Claridad, la novela

jueves, 14 de julio de 2016

8-II


con mi  sobrino pequeño,  2008
Ingresé en el hospital un domingo por la tarde. La operación tendría lugar a la mañana siguiente y si todo salía bien, sólo estaría ingresada dos días. Juan venía conmigo y estuvimos juntos hasta tarde. El lunes, en cuanto saliera de trabajar, vendría al hospital. Me besó en la frente al irse.
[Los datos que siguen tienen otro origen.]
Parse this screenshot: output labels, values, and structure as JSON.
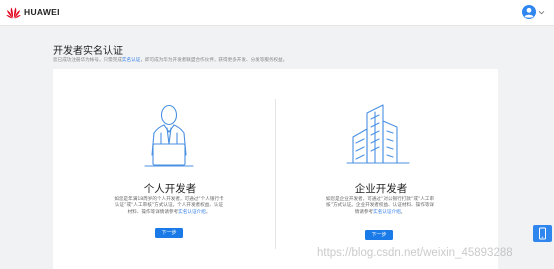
{
  "header": {
    "brand": "HUAWEI",
    "colors": {
      "brand_red": "#e3001b",
      "accent_blue": "#1a7ae8"
    }
  },
  "page": {
    "title": "开发者实名认证",
    "subtitle_before": "您已成功注册华为帐号。只需完成",
    "subtitle_link": "实名认证",
    "subtitle_after": "，即可成为华为开发者联盟合作伙伴，获得更多开发、分发等服务权益。"
  },
  "cards": {
    "personal": {
      "icon": "person-with-laptop-icon",
      "title": "个人开发者",
      "desc_line1": "如您是年满18周岁的个人开发者，可通过“个人银行卡",
      "desc_line2": "认证”或“人工审核”方式认证。个人开发者权益、认证",
      "desc_line3_before": "材料、操作等详情请参考",
      "desc_link": "实名认证介绍",
      "desc_line3_after": "。",
      "button": "下一步"
    },
    "enterprise": {
      "icon": "office-buildings-icon",
      "title": "企业开发者",
      "desc_line1": "如您是企业开发者，可通过“对公银行打款”或“人工审",
      "desc_line2": "核”方式认证。企业开发者权益、认证材料、操作等详",
      "desc_line3_before": "情请参考",
      "desc_link": "实名认证介绍",
      "desc_line3_after": "。",
      "button": "下一步"
    }
  },
  "watermark": "https://blog.csdn.net/weixin_45893288"
}
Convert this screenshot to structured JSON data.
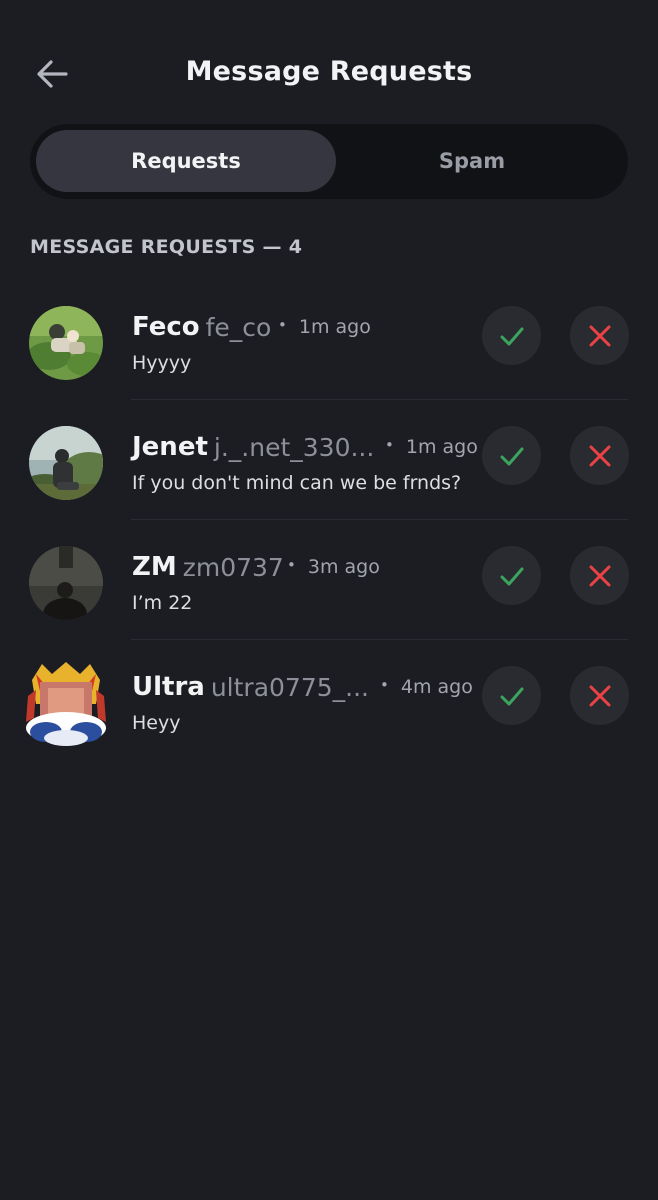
{
  "header": {
    "title": "Message Requests",
    "back_icon": "arrow-left-icon"
  },
  "tabs": [
    {
      "label": "Requests",
      "active": true
    },
    {
      "label": "Spam",
      "active": false
    }
  ],
  "section": {
    "title": "MESSAGE REQUESTS — 4"
  },
  "colors": {
    "background": "#1c1d22",
    "accept": "#3ba55d",
    "decline": "#ed4245"
  },
  "requests": [
    {
      "display_name": "Feco",
      "username": "fe_co",
      "time": "1m ago",
      "message": "Hyyyy"
    },
    {
      "display_name": "Jenet",
      "username": "j._.net_330...",
      "time": "1m ago",
      "message": "If you don't mind can we be frnds?"
    },
    {
      "display_name": "ZM",
      "username": "zm0737",
      "time": "3m ago",
      "message": "I’m 22"
    },
    {
      "display_name": "Ultra",
      "username": "ultra0775_...",
      "time": "4m ago",
      "message": "Heyy"
    }
  ]
}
A mi compañera de habitación le dijimos que me operaban de apendicitis. A ella también, y aunque nos operaban a las dos por la mañana, solamente a mí me dieron un calmante para dormir. Estaba muy nerviosa, pero sobre todo estaba triste y muy asustada.

¡Si la experiencia de otra vida me hubiera susurrado entonces que, estaba a punto de protagonizar uno de los mayores actos de Amor renunciando a lo que más había anhelado siempre!, me hubiera sentido una heroína, por lo menos. Pero como nadie susurró, en la cama del hospital aquella noche se encontraba la más diminuta caperucita, soñando que había perdido la cesta que llevaba a su abuelita, estaba a punto de comerla el lobo y su madre la había regañado; el cazador entraría pronto en escena y la salvaría. Se demoraba y yo me desperté sudando. Abracé la almohada y recordando que Juan era cazador desde que pudo sostener un tirachinas, me quedé dormida de nuevo.
A primera hora del día siguiente un celador vino a buscarme. Me habían dicho que me operarían cerca del mediodía por lo que miré a mis padres, que estaban conmigo, con extrañeza.
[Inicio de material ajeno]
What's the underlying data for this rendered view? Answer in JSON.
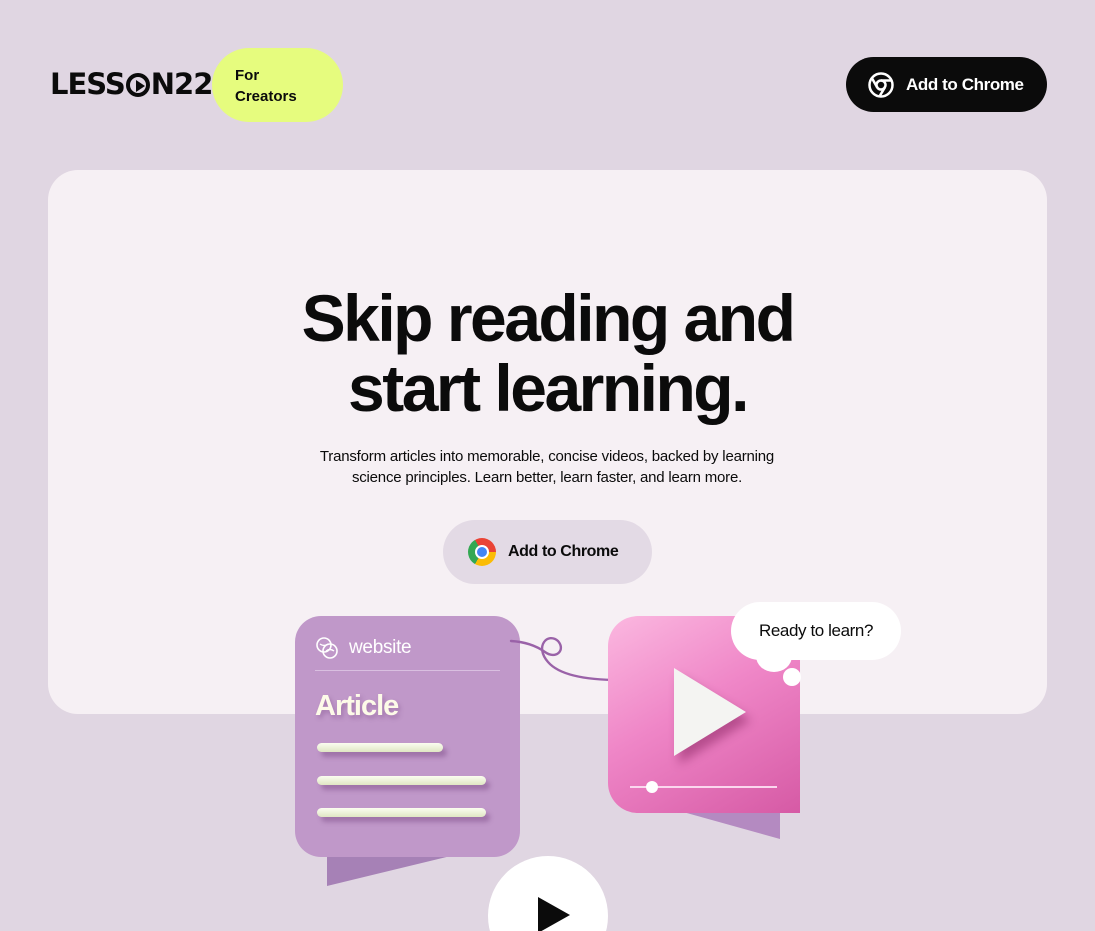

El sanitario sacó la cama de la habitación y me condujo por un largo y dormido pasillo bañado de luz artificial. Entramos en un ascensor frío y silencioso. Aquel habitáculo metalizado empezó a bajar hasta que un pitido agudo y repetitivo nos indicó que habíamos llegado. Me dejó en la puerta del quirófano y dijo que enseguida saldrían a buscarme.

-No quiero quedarme sola. No te vayas, por favor...

Y me acarició la mano con la que yo apretaba fuertemente la sábana blanca; al momento dos hombres vestidos de verde salieron y el anónimo celador se alejó deseándome suerte... 

Un vacío helado se apoderó de mí sobre la mesa de operaciones. Me quería ir a casa, no hacía falta que me operaran para no contarles cuentos a mis hijos, yo los sabía soñar. Muchos ojos me miraban y otros no dejaban de moverse. Luces poderosas me hacían guiños...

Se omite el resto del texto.